Gadigal people of the Eora Nation
New South Wales
Redfern Station is a transformative piece of urban infrastructure that revitalizes, reconnects, provides universal access and enhances the station and precinct. The new southern concourse and station entries at Little Eveleigh and Marian Streets provide high quality, high amenity places that draw on their rich natural, cultural and built heritage context.
Design cues are taken from Eveleigh’s original wetland landscape as well as its more recent industrial past, with ideas of mist and steam expressed in the perforated cladding, and views framed towards local vistas and the existing heritage buildings. The design also adaptively reuses the industrial warehouse at 125 Little Eveleigh Street as a main entrance. Along with the new public connection across the railway line, shared pedestrian and bicycle zones improve access to local facilities.

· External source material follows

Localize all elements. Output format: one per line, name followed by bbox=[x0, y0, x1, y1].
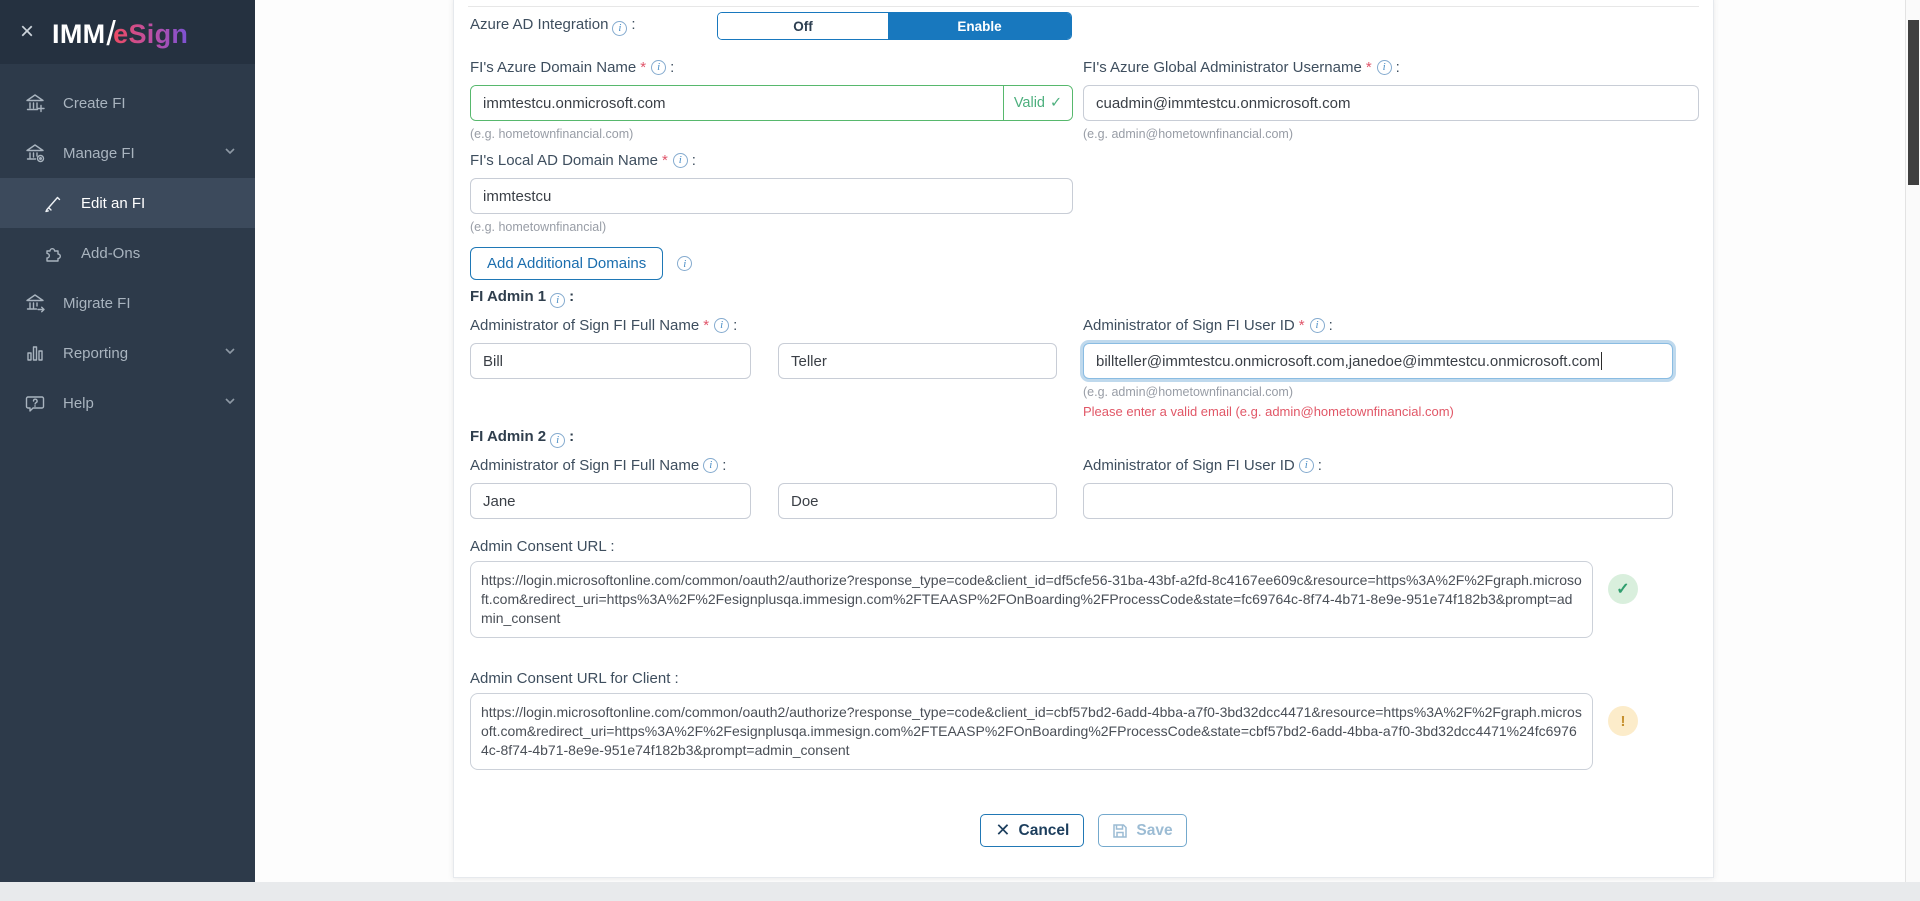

Thoughtfully combining Indigenous, natural, industrial, and contemporary heritage, the project truly encapsulates the spirit of place, promoting a vibrant local community.
Commendation for Public Architecture
The Redfern Station Southern Concourse by DesignInc in collaboration with state and local government provides a new, accessible experience for pedestrians travelling east-west across the train tracks, with lifts and stairs down to each platform. The clever use of metal screening enables natural light into the walkway as well as visual sightlines in and out. A generous open pavilion type of roof creates a clear marker for wayfinding on the western side. On the eastern side, the walkway links through an adaptive reused heritage building onto a newly pedestrianised Little Eveleigh Street – a project collaboration with the City of Sydney. The bridge is functional and robust and creates a significant improvement to pedestrian walkability through the area.
Creative Adaption Award for Heritage Architecture
The State Heritage Listed Redfern Station Group, opened in 1884 as a collection of brick and stone structures, is associated with engineer-in-chief of the NSW Railways, John Whitton, and was originally served by the Eveleigh Railway Workshops and nearby residences. The new southern concourse entries at Marion and Little Eveleigh Streets demonstrate thoughtful and substantial interpretation of context by references to historiological users of the site including First Nations pre-settlement ecology and 20th Century industry, transport, and engineering themes by interpreting both wetland mists and steam motifs through a continuous perforated veil canopy.
DesignInc have been careful to preserve built form whilst maintaining key bridge concourse alignments by the adaptive reuse of the former industrial warehouse flatiron structure, a contributory non-listed building, as a new entry way that spills onto the enclosed laneway. This approach has elevated the significance of this corner building by inhabiting it with a modern use to ensure a high degree of ongoing intactness. The jury was impressed by the efforts to conserve buildings evidenced by the relocation of the 1891 brick office building on platform 1 and the subsequent recording of the move.
Lord Mayor’s Prize
The upgrade of Redfern station delivers not only a highly functional solution to the need for universal access to the fifth-busiest station on our network, but it provides a welcoming and positive experience which sets a bar for other transport infrastructure projects.
The new southern concourse provides an elevated connection across the rail lines connecting the narrow platforms below and provides a vital link reconnecting the two sides of Redfern: from Little Eveleigh Street in the west to Marian Street near the Watertower development in the east.
High quality urban design considers the integration of the landing connections on both sides: the adaptive reuse of a former broom factory/warehouse on Little Eveleigh and a generous open paved and green setting at Marian street. This embraces the level of integration and design with the surrounds needed by once-in-a-generation projects.
Importantly, the open community gateway provides a neighbourhood level cross rail connection for the diverse community that may or may not have travel cards. The everyday experience of walking the concourse is both generous and airy – filled with light during the day and providing excellent visibility and improved safety through careful design in the evening. This is particularly important for the women and the large and diverse student cohort that travel through Redfern station every day.
The Redfern Station upgrade includes a new southern concourse and new connections to key destinations. While the functional elements provide accessibility to the transport network for all users, they also retain and embed stories of the precinct, and interpret the heritage of the station. Artworks and public domain elements reflect the importance of Redfern as a place where people gather, work, meet and thrive. A thorough and meticulous design process delivered a concourse alignment, façade treatment and design of interfacing streetscapes that together define the place and enrich the experience for commuters and the general public alike.